Unlike Obama, Paul sought to put himself in the shoes of Brown, who was shot dead by a white policeman when he initially refused to stop walking in the middle of the road. “If I had been told to get out of the street as a teenager, there would have been a distinct possibility that I might have smarted off. But I wouldn’t have expected to be shot,” he wrote.

Journalists’ detention

Paul wrapped his denunciation of the police action in Ferguson inside a critique of “big government”, linking the militarisation of many police forces across the US with the erosion of civil liberties since the attacks of September 11th, 2001.

Texas senator Ted Cruz, another Tea Party hero who is likely to run for president in 2016, also criticised the police action, honing in on the detention of a number of journalists during the protests. “Reporters should never be detained – a free press is too important – simply for doing their jobs,” he said on Facebook.

One reason for Obama’s reticence is that he has become such a polarising figure in a country where racial and political divisions have started to mirror one another.
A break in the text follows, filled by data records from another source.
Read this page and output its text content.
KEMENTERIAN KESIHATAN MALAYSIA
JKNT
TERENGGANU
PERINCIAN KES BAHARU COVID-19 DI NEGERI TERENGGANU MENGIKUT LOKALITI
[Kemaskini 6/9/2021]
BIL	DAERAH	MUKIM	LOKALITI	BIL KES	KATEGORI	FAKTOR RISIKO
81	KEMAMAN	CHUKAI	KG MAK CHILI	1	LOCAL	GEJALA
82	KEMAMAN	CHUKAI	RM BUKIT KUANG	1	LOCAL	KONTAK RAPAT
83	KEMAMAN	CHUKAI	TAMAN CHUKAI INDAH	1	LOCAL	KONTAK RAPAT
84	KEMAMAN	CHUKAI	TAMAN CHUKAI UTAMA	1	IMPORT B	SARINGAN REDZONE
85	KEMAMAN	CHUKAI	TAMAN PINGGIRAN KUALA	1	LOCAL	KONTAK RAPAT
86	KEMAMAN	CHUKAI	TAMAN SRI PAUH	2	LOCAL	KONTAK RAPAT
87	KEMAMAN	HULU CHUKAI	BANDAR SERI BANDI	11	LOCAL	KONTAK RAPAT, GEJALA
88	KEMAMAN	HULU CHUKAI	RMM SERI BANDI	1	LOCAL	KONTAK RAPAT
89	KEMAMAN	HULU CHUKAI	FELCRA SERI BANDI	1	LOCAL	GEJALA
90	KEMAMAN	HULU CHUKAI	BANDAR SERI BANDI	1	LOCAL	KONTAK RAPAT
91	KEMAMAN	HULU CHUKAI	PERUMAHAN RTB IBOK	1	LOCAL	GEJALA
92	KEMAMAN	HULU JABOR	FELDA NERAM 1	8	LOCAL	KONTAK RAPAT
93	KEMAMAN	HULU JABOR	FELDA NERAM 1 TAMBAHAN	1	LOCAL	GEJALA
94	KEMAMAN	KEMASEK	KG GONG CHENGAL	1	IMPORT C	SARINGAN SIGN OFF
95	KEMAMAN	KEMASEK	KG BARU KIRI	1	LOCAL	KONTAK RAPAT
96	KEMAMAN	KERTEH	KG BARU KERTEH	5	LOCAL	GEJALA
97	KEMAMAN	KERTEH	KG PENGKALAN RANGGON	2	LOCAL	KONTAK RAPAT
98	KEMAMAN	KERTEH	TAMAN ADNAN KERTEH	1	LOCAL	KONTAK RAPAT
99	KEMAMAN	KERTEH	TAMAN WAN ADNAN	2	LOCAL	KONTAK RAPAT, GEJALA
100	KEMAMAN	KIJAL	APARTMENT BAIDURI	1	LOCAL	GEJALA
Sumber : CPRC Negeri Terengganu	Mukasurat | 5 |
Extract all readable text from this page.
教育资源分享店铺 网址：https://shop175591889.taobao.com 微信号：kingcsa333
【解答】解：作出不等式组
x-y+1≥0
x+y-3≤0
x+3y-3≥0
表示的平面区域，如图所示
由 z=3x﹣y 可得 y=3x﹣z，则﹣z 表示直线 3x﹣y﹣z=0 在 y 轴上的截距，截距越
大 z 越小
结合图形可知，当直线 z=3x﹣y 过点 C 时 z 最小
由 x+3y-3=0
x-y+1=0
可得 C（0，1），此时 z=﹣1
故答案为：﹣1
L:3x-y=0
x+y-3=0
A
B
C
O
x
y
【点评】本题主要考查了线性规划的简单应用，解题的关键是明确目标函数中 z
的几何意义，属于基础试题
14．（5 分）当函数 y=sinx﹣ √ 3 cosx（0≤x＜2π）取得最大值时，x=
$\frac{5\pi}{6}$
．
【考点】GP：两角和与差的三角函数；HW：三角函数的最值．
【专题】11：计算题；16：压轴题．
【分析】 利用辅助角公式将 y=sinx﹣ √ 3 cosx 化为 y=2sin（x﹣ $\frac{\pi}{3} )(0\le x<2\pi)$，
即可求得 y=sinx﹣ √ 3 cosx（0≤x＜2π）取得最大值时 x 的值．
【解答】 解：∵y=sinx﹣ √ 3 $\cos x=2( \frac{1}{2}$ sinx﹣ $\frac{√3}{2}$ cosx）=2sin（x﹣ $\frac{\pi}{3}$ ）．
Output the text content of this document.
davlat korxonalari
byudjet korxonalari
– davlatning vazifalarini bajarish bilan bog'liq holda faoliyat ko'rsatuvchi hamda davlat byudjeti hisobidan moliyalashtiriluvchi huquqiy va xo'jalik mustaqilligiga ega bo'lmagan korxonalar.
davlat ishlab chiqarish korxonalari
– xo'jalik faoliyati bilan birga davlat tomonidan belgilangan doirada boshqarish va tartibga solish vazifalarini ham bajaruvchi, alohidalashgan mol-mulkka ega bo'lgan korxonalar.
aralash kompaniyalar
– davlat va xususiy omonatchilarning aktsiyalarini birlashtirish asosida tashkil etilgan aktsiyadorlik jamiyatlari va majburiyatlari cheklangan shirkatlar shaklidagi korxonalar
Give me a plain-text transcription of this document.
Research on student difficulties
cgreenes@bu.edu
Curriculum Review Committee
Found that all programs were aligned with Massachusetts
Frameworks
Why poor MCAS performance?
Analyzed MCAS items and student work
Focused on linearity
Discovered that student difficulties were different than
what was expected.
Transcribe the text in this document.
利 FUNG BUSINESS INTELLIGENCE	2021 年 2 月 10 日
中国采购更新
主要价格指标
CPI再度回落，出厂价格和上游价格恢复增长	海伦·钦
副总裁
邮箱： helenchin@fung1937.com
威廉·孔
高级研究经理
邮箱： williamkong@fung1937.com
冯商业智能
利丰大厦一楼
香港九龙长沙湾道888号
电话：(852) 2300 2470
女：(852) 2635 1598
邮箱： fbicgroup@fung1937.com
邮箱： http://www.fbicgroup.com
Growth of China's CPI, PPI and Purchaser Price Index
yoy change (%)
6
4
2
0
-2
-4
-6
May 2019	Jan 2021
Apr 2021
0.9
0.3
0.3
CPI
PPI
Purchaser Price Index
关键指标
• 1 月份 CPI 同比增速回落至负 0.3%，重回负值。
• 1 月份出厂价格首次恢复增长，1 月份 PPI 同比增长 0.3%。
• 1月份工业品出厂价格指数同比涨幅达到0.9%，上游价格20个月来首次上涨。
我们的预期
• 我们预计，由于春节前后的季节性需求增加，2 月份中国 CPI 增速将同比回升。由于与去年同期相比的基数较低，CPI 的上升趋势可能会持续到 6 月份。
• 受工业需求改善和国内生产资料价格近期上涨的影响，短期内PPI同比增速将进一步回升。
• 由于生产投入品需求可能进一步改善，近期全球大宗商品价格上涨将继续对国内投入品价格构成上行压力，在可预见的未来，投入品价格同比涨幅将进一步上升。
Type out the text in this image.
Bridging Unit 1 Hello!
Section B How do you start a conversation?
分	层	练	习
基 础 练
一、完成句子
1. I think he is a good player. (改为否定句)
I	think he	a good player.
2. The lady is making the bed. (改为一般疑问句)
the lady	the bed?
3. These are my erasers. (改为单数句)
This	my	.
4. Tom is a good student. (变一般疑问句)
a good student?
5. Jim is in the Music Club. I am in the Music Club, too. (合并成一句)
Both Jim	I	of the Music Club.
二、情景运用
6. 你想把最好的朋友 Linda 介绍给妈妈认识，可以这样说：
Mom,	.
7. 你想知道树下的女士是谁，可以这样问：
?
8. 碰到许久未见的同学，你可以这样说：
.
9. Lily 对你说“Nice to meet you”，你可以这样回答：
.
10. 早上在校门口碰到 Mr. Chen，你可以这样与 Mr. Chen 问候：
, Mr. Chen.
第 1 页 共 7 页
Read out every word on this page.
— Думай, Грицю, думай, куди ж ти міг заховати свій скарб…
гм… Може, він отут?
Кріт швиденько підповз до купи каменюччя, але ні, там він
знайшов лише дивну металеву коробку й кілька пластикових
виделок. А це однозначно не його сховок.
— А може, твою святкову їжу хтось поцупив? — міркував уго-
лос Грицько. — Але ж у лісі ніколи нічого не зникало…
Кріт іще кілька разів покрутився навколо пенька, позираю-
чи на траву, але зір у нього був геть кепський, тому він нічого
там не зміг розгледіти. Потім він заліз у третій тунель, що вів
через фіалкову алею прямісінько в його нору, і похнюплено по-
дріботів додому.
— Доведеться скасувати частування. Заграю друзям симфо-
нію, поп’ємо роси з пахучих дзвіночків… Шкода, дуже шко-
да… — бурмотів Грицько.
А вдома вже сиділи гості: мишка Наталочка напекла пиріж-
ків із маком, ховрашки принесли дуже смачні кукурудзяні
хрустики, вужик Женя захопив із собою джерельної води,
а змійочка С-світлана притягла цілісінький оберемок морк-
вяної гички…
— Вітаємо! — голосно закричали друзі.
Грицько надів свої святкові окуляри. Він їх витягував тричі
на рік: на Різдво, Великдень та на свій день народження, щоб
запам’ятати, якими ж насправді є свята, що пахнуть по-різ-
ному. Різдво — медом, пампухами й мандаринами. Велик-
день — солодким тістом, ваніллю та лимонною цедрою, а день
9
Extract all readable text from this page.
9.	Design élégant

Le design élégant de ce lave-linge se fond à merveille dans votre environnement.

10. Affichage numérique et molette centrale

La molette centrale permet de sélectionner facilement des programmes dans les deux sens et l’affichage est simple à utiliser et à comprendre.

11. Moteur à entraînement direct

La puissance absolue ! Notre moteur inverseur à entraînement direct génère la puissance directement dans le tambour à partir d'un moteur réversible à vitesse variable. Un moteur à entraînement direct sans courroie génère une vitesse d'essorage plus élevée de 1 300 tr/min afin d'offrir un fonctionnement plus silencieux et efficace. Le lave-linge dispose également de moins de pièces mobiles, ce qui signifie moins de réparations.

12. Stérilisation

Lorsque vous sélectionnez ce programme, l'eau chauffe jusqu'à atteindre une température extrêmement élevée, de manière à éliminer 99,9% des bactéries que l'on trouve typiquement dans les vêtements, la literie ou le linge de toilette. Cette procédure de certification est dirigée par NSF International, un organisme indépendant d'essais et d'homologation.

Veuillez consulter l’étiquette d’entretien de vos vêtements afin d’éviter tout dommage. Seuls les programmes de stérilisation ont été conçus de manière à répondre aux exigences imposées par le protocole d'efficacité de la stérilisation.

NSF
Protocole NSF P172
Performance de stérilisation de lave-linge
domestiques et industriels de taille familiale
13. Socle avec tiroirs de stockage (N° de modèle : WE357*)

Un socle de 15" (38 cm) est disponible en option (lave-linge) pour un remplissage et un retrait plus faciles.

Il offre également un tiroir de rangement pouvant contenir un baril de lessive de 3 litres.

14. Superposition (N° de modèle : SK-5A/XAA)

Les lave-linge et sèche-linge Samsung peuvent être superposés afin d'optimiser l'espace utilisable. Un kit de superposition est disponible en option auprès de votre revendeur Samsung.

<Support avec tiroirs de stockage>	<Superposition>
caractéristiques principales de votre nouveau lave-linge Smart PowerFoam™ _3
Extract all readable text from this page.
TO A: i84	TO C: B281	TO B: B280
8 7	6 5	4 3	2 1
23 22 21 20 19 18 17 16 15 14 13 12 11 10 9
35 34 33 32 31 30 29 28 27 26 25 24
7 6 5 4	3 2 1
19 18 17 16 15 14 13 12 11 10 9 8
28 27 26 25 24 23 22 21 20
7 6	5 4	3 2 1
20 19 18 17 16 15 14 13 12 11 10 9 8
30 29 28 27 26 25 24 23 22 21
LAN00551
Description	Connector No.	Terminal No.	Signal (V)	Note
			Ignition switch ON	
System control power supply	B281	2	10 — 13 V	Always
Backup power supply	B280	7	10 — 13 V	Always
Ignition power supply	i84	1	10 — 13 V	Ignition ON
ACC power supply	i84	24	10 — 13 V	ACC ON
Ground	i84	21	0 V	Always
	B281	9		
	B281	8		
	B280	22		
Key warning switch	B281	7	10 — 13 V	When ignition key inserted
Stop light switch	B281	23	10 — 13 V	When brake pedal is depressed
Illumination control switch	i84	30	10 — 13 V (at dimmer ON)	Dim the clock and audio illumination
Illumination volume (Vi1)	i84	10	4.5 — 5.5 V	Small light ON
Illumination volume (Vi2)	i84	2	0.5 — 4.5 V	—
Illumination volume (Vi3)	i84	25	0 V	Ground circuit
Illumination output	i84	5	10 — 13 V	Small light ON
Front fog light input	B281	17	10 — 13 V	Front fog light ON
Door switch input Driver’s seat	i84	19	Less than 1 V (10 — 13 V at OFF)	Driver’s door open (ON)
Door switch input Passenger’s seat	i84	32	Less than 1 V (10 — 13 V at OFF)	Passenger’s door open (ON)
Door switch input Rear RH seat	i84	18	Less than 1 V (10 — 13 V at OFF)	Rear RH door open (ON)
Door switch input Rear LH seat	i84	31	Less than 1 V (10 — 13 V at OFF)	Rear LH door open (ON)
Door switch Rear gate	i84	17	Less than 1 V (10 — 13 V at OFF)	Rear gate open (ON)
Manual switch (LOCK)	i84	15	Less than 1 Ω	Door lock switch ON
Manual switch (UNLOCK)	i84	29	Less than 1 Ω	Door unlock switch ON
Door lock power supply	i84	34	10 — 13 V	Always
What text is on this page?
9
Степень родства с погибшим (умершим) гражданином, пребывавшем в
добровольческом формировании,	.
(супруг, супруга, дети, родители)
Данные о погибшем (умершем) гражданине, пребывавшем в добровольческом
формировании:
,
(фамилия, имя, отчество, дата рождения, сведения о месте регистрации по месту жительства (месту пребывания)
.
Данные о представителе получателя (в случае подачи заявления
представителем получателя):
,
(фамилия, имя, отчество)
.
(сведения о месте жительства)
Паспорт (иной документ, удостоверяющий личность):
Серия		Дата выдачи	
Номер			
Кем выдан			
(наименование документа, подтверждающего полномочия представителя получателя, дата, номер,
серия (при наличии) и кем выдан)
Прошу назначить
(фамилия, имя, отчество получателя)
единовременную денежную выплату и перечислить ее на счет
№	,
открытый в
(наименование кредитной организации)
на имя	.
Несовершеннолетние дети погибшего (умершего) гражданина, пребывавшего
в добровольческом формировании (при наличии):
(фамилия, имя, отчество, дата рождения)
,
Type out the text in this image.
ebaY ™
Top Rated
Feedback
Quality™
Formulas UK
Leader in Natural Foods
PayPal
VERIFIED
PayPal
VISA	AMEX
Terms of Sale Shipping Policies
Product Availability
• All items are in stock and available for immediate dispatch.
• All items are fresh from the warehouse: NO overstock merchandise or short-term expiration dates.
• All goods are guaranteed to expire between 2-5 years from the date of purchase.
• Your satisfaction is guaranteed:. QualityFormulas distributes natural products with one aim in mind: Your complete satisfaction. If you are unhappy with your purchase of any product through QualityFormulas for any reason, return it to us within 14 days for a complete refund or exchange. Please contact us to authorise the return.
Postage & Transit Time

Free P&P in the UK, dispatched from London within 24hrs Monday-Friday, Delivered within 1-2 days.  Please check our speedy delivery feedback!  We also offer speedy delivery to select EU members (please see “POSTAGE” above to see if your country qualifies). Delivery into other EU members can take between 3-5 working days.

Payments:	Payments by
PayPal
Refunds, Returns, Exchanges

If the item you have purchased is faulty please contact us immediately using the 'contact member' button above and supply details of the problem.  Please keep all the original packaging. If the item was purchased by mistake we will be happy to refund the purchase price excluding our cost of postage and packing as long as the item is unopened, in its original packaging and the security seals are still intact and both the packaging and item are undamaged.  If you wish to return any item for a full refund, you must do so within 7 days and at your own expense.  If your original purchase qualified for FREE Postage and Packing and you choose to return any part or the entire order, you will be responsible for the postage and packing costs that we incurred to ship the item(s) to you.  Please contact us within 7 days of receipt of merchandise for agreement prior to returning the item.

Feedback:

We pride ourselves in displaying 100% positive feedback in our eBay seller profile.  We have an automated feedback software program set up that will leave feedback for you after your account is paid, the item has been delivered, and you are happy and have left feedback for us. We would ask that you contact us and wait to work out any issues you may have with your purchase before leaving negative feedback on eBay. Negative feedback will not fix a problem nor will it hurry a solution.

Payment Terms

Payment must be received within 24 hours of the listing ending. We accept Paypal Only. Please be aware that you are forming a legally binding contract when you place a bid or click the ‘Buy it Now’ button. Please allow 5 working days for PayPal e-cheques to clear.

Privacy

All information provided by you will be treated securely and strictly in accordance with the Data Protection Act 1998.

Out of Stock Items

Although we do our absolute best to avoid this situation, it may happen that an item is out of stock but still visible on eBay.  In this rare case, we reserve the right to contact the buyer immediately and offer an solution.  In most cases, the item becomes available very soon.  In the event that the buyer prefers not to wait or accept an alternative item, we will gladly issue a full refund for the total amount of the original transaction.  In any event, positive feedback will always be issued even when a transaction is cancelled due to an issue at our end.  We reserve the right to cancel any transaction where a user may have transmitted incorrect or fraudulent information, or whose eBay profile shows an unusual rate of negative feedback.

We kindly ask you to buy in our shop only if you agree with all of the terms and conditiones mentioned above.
As Brown University political scientist Michael Tesler noted earlier this year, Democrats and Republicans have increasingly separate perceptions of racial issues.

In 1985, Republicans and Democrats were almost identical in their view of a New York subway shooting, where Bernhard Goetz shot four African-American youths who he claimed were going to mug him. A decade later, the OJ Simpson verdict divided black and white Americans, but there were only 9 percentage points between Republicans and Democrats on the issue.

Trayvon Martin

By 2013, however, when Neighbourhood Watch volunteer George Zimmerman walked free after shooting dead black teenager Trayvon Martin, 68 per cent of Democrats were unhappy with the verdict, compared to 20 per cent of Republicans.

By this year, even the nomination of 12 Years a Slave for an Academy Award was polarising opinion along party lines, with 53 per cent of Democrats wanting the film to win, compared to just 15 per cent of Republicans.

So Obama, who first came to national attention with a speech calling for an end to racial and political divisions in America, cannot say anything about race relations today for fear of making things worse.

Hillary Clinton, who is on the loose across the US, promoting her memoir and sniping at Obama’s foreign policy, has no such excuse.